Is it possible to boost a document on the indexing stage depending on the field value?

I'm indexing a text field pulled from the database. I would like to boost results that are shorter over the longer ones. So the value of boost should depend on the length of the text field.

This is needed to alter the standard SOLR behavior that in my case tends to return documents with multiple matches first.

Considering I have a field that stores the length of the document, the equivalent in the query of what I need at indexing would be:

q={!boost b=sqrt(length)}text:abcd

Example: I have two items in the DB:

ABCDEBCE
ABCD

I always want to get ABCD first for the 'BC' query even though the other item contains the search query twice.
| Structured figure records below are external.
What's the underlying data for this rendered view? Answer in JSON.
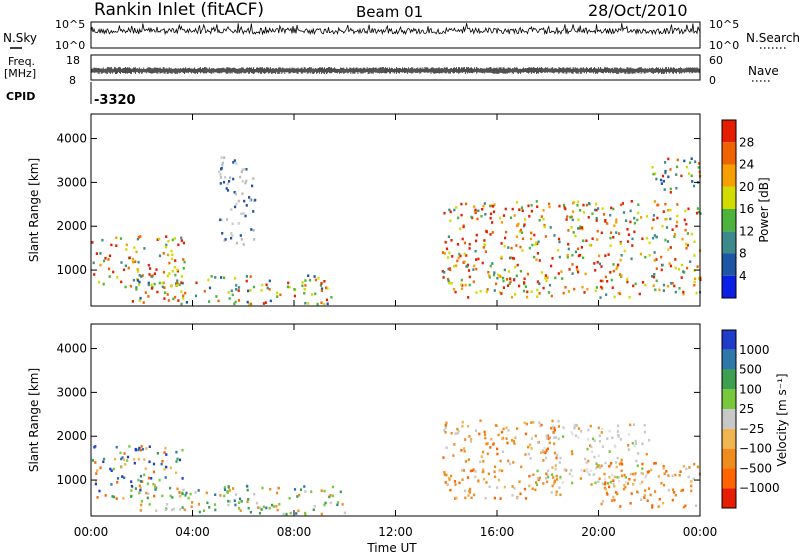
{
  "header": {
    "station": "Rankin Inlet (fitACF)",
    "beam": "Beam 01",
    "date": "28/Oct/2010"
  },
  "side_labels": {
    "nsky": "N.Sky",
    "freq_line1": "Freq.",
    "freq_line2": "[MHz]",
    "cpid": "CPID",
    "nsearch": "N.Search",
    "nave": "Nave"
  },
  "status_axes": {
    "nsky_ticks": [
      "10^5",
      "10^0"
    ],
    "nsearch_ticks": [
      "10^5",
      "10^0"
    ],
    "freq_ticks": [
      "18",
      "8"
    ],
    "nave_ticks": [
      "60",
      "0"
    ],
    "cpid_value": "-3320"
  },
  "chart_data": [
    {
      "type": "heatmap",
      "name": "power",
      "ylabel": "Slant Range [km]",
      "xlabel": "Time UT",
      "x_ticks": [
        "00:00",
        "04:00",
        "08:00",
        "12:00",
        "16:00",
        "20:00",
        "00:00"
      ],
      "x_range_hours": [
        0,
        24
      ],
      "y_ticks": [
        1000,
        2000,
        3000,
        4000
      ],
      "ylim": [
        180,
        4560
      ],
      "colorbar": {
        "label": "Power [dB]",
        "tick_labels": [
          "4",
          "8",
          "12",
          "16",
          "20",
          "24",
          "28"
        ],
        "colors": [
          "#0a1ee6",
          "#1e55a5",
          "#3c8a8c",
          "#4cb43a",
          "#d2dc00",
          "#f5a000",
          "#f06400",
          "#e61e00"
        ]
      },
      "echo_regions": [
        {
          "t_start": 0.0,
          "t_end": 3.7,
          "r_start": 600,
          "r_end": 1800,
          "level": "high"
        },
        {
          "t_start": 1.5,
          "t_end": 9.5,
          "r_start": 250,
          "r_end": 900,
          "level": "mixed"
        },
        {
          "t_start": 13.8,
          "t_end": 24.0,
          "r_start": 400,
          "r_end": 2600,
          "level": "high"
        },
        {
          "t_start": 5.0,
          "t_end": 6.5,
          "r_start": 1600,
          "r_end": 3600,
          "level": "low"
        },
        {
          "t_start": 22.0,
          "t_end": 24.0,
          "r_start": 2800,
          "r_end": 3600,
          "level": "mixed"
        }
      ]
    },
    {
      "type": "heatmap",
      "name": "velocity",
      "ylabel": "Slant Range [km]",
      "xlabel": "Time UT",
      "x_ticks": [
        "00:00",
        "04:00",
        "08:00",
        "12:00",
        "16:00",
        "20:00",
        "00:00"
      ],
      "x_range_hours": [
        0,
        24
      ],
      "y_ticks": [
        1000,
        2000,
        3000,
        4000
      ],
      "ylim": [
        180,
        4560
      ],
      "colorbar": {
        "label": "Velocity [m s⁻¹]",
        "tick_labels": [
          "1000",
          "500",
          "100",
          "25",
          "−25",
          "−100",
          "−500",
          "−1000"
        ],
        "colors": [
          "#1e3cc8",
          "#2d78aa",
          "#3ca050",
          "#78c83c",
          "#c8c8c8",
          "#f0b450",
          "#f08c1e",
          "#ff6400",
          "#e61e00"
        ]
      },
      "echo_regions": [
        {
          "t_start": 0.0,
          "t_end": 3.7,
          "r_start": 600,
          "r_end": 1800,
          "level": "toward"
        },
        {
          "t_start": 1.5,
          "t_end": 10.0,
          "r_start": 250,
          "r_end": 900,
          "level": "mixed"
        },
        {
          "t_start": 13.8,
          "t_end": 18.5,
          "r_start": 600,
          "r_end": 2400,
          "level": "away"
        },
        {
          "t_start": 17.5,
          "t_end": 22.0,
          "r_start": 900,
          "r_end": 2300,
          "level": "slow"
        },
        {
          "t_start": 20.0,
          "t_end": 24.0,
          "r_start": 400,
          "r_end": 1500,
          "level": "away"
        }
      ]
    }
  ]
}
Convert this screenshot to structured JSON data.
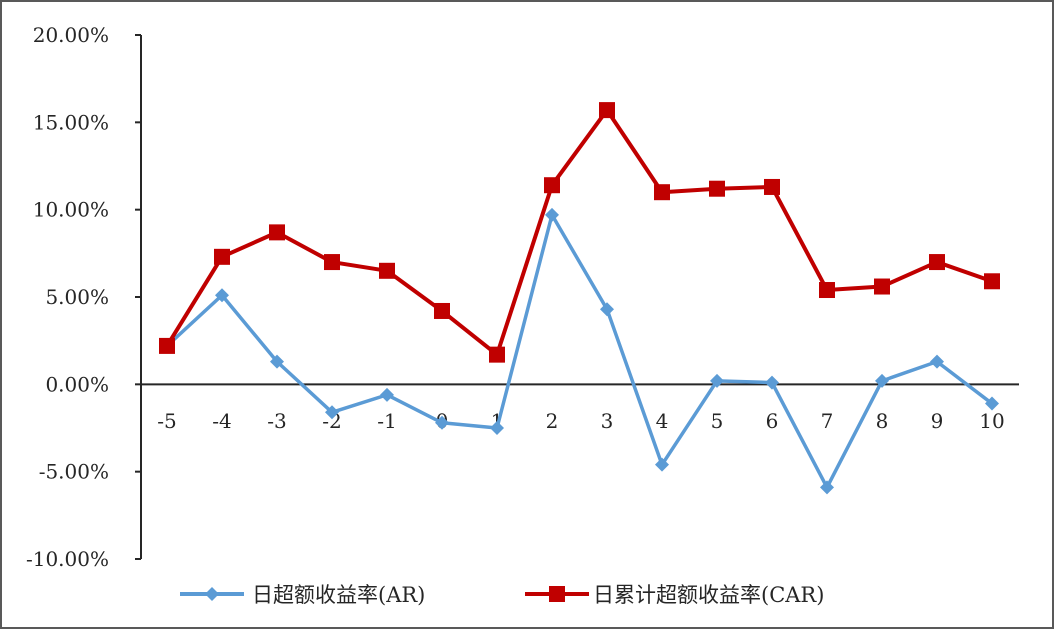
{
  "chart_data": {
    "type": "line",
    "categories": [
      "-5",
      "-4",
      "-3",
      "-2",
      "-1",
      "0",
      "1",
      "2",
      "3",
      "4",
      "5",
      "6",
      "7",
      "8",
      "9",
      "10"
    ],
    "series": [
      {
        "name": "日超额收益率(AR)",
        "color": "#5b9bd5",
        "marker": "diamond",
        "values": [
          2.2,
          5.1,
          1.3,
          -1.6,
          -0.6,
          -2.2,
          -2.5,
          9.7,
          4.3,
          -4.6,
          0.2,
          0.1,
          -5.9,
          0.2,
          1.3,
          -1.1
        ]
      },
      {
        "name": "日累计超额收益率(CAR)",
        "color": "#c00000",
        "marker": "square",
        "values": [
          2.2,
          7.3,
          8.7,
          7.0,
          6.5,
          4.2,
          1.7,
          11.4,
          15.7,
          11.0,
          11.2,
          11.3,
          5.4,
          5.6,
          7.0,
          5.9
        ]
      }
    ],
    "y_ticks": [
      "20.00%",
      "15.00%",
      "10.00%",
      "5.00%",
      "0.00%",
      "-5.00%",
      "-10.00%"
    ],
    "ylim": [
      -10,
      20
    ],
    "title": "",
    "xlabel": "",
    "ylabel": "",
    "grid": false,
    "legend_position": "bottom"
  }
}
The other solution to the problem would be ability to 'switch off' the feature that scores multiple matches higher at query time. Don't know if that is possible either...

Doing this at index time is important as the hardware I run the SOLR on is not too powerful and trying to boost on query time returns with OutOfMemory Exception. (Even If I could work around that increasing memory for java I prefer to be on the safe side and implement the index the most efficient way possible.)

2

2 Answers

0
votes

Yes and no - but how you do it depends on how you're indexing your documents.

As far as I know there's no way of resolving this only on the solr server side at the moment.

If you're using the regular XML based interface to submit documents, let the code that generates the submitted XML add boost=".." values to the field or to the document depending on the length of the text field.

0
votes

You can check upon DIH Special Commands which has a $docBoost command

$docBoost : Boost the current doc. The value can be a number or the toString of a number

However, there seems no $fieldBoost Command.

For you case though, if you are using DefaultSimilarity, shorter fields are boosted higher then longer fields in the Score calculation.
You can surely implement your own Simiarity class with a changed TF (Term Frequency) and LengthNorm Calculation as your needs.